Ruggedizing Health IT

The concept of IT “ruggedization” started in the hardware world. Ruggedizing a laptop, for example, makes it less susceptible to drops and other physical mishaps. Several companies sell add-ons to make hardware more water resistant, shock resistant, scratch resistant, etc. Health IT products used in the field often have ruggedization features. You may one or more ruggedization add-ons for your smartphone or tablet.

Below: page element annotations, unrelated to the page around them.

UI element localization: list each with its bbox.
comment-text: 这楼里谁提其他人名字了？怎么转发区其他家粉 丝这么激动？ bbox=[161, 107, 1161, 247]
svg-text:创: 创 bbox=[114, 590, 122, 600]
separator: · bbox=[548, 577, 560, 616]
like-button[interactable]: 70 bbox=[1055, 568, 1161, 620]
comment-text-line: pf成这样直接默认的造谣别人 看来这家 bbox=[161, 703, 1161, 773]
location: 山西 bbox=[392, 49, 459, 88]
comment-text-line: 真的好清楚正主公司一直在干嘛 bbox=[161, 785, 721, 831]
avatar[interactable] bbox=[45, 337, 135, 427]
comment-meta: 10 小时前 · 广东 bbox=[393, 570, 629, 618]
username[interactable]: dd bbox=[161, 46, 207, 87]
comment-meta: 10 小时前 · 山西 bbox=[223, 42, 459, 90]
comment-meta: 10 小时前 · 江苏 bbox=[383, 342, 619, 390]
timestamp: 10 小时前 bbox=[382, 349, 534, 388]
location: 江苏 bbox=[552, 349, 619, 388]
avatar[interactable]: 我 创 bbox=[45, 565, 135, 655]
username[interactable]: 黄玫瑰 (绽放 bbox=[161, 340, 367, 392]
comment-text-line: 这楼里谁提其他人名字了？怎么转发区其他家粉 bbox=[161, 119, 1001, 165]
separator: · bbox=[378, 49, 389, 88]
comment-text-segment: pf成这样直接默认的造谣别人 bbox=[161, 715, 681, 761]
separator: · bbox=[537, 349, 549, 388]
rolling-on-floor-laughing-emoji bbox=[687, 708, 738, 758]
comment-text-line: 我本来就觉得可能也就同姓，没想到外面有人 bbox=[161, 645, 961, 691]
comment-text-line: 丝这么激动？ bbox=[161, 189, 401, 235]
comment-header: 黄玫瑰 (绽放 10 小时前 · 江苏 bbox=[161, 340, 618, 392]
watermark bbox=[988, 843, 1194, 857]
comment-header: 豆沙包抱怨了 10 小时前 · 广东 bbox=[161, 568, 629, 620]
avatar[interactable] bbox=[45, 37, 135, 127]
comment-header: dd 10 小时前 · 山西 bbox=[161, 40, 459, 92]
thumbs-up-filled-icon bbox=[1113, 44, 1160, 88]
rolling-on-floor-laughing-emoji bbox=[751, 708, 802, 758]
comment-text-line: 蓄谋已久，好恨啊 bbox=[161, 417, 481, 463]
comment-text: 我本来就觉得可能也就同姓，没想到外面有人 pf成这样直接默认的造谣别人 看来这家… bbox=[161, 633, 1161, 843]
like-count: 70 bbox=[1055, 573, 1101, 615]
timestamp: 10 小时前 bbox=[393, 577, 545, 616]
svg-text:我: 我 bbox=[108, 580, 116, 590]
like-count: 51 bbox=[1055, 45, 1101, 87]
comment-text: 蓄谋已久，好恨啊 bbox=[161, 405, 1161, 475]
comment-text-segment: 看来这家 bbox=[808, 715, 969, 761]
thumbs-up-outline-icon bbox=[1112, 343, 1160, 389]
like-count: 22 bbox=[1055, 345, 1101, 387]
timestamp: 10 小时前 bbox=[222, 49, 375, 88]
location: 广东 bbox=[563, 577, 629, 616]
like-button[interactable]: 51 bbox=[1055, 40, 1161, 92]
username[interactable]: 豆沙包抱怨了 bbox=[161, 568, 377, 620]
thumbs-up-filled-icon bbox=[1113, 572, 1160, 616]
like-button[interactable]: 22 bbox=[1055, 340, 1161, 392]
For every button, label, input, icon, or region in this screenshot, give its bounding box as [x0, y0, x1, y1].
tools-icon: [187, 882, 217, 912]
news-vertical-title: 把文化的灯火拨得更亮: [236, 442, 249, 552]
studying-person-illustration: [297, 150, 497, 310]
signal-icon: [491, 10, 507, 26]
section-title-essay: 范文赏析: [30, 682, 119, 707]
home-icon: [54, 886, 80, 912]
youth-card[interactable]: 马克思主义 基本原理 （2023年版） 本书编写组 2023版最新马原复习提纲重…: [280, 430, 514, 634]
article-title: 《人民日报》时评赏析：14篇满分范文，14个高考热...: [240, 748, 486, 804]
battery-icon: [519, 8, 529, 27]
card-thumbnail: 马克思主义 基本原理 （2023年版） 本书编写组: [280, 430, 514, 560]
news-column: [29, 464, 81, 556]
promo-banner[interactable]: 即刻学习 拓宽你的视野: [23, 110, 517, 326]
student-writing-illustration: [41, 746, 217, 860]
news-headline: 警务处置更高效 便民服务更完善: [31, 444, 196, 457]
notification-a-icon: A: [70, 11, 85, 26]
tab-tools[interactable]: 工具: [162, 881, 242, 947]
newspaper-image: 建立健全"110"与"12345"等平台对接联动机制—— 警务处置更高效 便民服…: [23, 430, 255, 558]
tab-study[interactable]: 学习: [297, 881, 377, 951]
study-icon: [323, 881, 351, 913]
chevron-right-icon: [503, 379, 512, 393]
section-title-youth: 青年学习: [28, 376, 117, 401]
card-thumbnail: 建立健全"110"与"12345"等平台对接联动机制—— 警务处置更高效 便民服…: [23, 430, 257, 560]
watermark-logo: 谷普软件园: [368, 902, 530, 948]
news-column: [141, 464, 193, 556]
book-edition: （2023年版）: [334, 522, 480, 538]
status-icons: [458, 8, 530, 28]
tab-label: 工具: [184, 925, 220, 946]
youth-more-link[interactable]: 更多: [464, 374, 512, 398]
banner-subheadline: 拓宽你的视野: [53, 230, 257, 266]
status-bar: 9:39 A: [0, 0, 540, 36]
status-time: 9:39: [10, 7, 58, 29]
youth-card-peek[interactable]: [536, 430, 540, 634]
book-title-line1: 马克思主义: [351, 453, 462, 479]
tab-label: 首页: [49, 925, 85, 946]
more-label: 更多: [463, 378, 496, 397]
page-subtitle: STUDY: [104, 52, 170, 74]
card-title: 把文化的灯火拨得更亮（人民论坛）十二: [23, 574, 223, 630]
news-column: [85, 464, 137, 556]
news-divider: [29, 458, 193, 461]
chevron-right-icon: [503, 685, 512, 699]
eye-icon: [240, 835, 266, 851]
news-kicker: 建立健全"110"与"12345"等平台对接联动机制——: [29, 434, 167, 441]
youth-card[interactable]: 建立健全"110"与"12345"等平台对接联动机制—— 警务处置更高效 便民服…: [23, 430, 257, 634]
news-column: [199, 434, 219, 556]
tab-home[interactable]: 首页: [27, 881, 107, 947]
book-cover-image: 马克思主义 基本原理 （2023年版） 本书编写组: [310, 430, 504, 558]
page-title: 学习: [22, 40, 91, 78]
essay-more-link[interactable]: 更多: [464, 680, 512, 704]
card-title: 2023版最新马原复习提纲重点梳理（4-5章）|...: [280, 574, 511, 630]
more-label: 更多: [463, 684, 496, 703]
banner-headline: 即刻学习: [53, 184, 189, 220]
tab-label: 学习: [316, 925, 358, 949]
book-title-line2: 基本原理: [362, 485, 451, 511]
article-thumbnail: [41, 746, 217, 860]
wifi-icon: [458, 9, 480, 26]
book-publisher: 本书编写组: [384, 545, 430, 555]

The concept also applies to software. Rugged software refers to secure software code. This is especially relevant for the Health IT industry where data integrity and privacy are constant concerns. The Rugged Software Initiative, an undertaking of the Open Web Application Security Project (OWASP) , published The Rugged Software Manifesto in recognition of the importance of secure software to Health IT and all many other aspects of life as we know it. The Manifesto is brief enough to present here in its entirety:

I am rugged – and more importantly, my code is rugged.

I recognize that software has become a foundation of our modern world.

I recognize the awesome responsibility that comes with this foundational role.

I recognize that my code will be used in ways I cannot anticipate, in ways it was not designed, and for longer than it was ever intended.

I recognize that my code will be attacked by talented and persistent adversaries who threaten our physical, economic, and national security.

I recognize these things – and I choose to be rugged.

I am rugged because I refuse to be a source of vulnerability or weakness.

I am rugged because I assure my code will support its mission.

I am rugged because my code can face these challenges and persist in spite of them.

I am rugged, not because it is easy, but because it is necessary… and I am up for the challenge.

Unlike after-market hardware add-ons that simply snap on and instantly ruggedize hardware, software ruggedization is most effective when introduced in the design phase. The risks and costs of change are high once software has been developed so retro-fitting software to mitigate security threats can be cumbersome. The risks and costs of changing a design, however, are often much lower. So it’s better to build in ruggedization than to bolt it on.

Some discussion is arising about how Agile and ruggedization impact each other. The ruggedization concept and Agile work well together. As accessibility features have simply become a way of life for software developers, so should ruggedization – whether following the Scrum methodology, another Agile methodology, RUP,  waterfall or any other methodology. And just as our governance models have evolved to encompass accessibility, they should also evolve to encompass ruggedization.

According to the Rugged Software Initiative, there are four levels in the journey toward ruggedization:

  • Aware
  • Informed
  • Selective
  • Mature

If interested in becoming more aware, the OWASP Top Ten list of software security threats is a good place to start.